Tuesday, September 25, 2007

The Choice

I have a confession to make: I like Fall Out Boy and My Chemical Romance. I like several of the other whiny-boy garage and emo bands on the radio today. I know I'm supposed to be listening to classic rock (sometimes I do) or adult pop (Heaven forbid), but I can't bring myself to do it. I grew up listening to the heavy metal hair bands of the eighties, so it's easy for me to groove with the new bad boys of the radio. Listening to Bowling for Soup's 1985 is a bit of a painful experience for me. It hits a little too close to home. ('85 is a little soon for me, but let's say '88?) I liked Madonna before she went all Kabbalah/earth mother/political activist. U2's The Joshua Tree was one of the best albums ever, and I really did think that I was going to marry a member of Duran Duran. Roger Taylor the drummer to be exact; I let him off the hook when he married a princess. And yes, both of my teenagers think that I am completely uncool. Despite my lack of coolness, I can't bring myself to listen to Celine Dion or Josh Groban. Please! So if you see a matronly woman in a green Astro-van with the windows down rocking out to Teenagers by My Chemical Romance (which could almost be my theme song) while her teenagers slink as far down in their seats as seatbelts allow, know that it's me.
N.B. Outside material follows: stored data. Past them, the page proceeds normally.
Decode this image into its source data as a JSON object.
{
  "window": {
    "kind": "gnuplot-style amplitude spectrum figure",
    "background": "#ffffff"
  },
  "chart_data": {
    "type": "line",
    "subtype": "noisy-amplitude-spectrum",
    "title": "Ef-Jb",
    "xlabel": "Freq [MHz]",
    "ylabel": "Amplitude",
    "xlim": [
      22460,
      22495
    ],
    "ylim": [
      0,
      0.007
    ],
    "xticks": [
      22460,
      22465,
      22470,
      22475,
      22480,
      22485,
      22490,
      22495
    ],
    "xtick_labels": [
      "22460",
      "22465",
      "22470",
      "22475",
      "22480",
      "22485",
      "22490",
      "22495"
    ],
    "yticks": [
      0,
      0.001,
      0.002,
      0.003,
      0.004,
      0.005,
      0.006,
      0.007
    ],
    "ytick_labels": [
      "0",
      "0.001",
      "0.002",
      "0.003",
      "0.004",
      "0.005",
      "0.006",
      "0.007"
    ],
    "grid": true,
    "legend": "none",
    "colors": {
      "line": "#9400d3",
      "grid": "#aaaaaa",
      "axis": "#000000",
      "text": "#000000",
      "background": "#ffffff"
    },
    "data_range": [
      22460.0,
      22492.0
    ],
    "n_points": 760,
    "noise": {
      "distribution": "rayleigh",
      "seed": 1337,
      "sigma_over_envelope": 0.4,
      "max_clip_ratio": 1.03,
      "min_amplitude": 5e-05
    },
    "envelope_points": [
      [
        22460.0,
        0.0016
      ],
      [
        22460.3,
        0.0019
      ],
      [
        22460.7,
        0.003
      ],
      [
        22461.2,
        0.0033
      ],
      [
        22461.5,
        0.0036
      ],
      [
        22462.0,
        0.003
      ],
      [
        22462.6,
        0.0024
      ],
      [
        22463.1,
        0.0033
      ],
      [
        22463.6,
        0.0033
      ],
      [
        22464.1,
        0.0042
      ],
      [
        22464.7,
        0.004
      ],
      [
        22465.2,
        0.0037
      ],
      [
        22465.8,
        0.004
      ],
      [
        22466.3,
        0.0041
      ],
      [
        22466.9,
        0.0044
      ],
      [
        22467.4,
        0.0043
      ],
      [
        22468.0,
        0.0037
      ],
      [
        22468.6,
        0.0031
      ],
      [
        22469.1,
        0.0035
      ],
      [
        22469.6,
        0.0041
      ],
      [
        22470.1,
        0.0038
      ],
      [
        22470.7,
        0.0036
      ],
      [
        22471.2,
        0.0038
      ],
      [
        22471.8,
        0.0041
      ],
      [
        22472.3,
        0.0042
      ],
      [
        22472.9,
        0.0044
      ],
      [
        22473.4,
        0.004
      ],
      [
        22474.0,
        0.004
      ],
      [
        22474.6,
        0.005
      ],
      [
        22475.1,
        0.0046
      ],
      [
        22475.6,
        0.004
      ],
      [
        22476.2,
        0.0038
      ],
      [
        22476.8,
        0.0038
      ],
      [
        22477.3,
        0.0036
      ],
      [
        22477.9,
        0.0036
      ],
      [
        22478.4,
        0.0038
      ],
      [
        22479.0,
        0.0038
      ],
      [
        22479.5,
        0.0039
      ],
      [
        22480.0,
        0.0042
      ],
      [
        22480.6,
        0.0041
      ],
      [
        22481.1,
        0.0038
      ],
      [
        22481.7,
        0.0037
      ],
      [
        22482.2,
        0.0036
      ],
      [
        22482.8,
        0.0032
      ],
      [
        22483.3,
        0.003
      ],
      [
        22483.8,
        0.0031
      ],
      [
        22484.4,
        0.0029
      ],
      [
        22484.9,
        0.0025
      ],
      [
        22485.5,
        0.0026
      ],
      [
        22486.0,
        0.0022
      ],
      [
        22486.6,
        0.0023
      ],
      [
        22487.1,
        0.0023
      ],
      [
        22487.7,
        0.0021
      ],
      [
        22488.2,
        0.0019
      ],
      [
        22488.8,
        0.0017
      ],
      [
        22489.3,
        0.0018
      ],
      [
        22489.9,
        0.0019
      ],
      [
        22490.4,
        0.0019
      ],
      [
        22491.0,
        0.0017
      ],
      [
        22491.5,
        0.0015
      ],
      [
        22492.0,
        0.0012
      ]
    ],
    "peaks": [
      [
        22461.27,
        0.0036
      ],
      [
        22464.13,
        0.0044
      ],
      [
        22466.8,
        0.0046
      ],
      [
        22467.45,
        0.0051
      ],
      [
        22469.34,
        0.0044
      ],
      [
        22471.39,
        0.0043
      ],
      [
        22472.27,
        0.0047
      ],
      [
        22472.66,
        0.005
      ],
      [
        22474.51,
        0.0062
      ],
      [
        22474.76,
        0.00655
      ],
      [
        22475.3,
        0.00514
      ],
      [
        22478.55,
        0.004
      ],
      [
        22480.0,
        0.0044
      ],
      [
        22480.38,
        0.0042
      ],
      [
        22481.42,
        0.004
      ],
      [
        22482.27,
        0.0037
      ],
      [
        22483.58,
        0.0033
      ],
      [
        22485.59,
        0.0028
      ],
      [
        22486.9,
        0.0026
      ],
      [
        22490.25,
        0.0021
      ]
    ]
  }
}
The Choice by Nicholas Sparks is the story of Travis and Gabby and their history of their love. The book begins as Travis brings flowers to the hospital where Gabby works. They've been apart for months, and it's tearing him apart. Exhausted by the ordeal about to come, he reflects on how they met and fell in love. The story moves along quickly as they move from antagonistic neighbors to the first kiss and making a life together. All too soon, Travis is shaken from his reverie and brings the flowers to his comatose wife and faces a decision about a promise Gabby made him make her years ago. This was a sweet romance camouflaging a deeper story about faith, promises, and death. Sparks brings up excellent points that force the reader to consider what they would do in a similar circumstance. The decision Travis has to make nearly tears him apart, and the power of this book lies in him and his faith. This was a great romantic read, guaranteed to bring a few tears.

On Oct. 4th, I've been given the opportunity to participate in a conference call interviewing Nicholas Sparks about this book. I am so excited about it; I can't wait! I'll post the results here when it's through.

The picture today is of Jesse's great-grandparents. We've been working on the family tree and found that the original spelling of the Lockstein name is Lochstaedt. This is August & Amelia (Mia's namesake) Lockstein with their children Rudulph, Christ, and Emma, along with August's mother Wilhelmina Lockstein. I need to do some research to find out the symbolism of the wheat in their hands.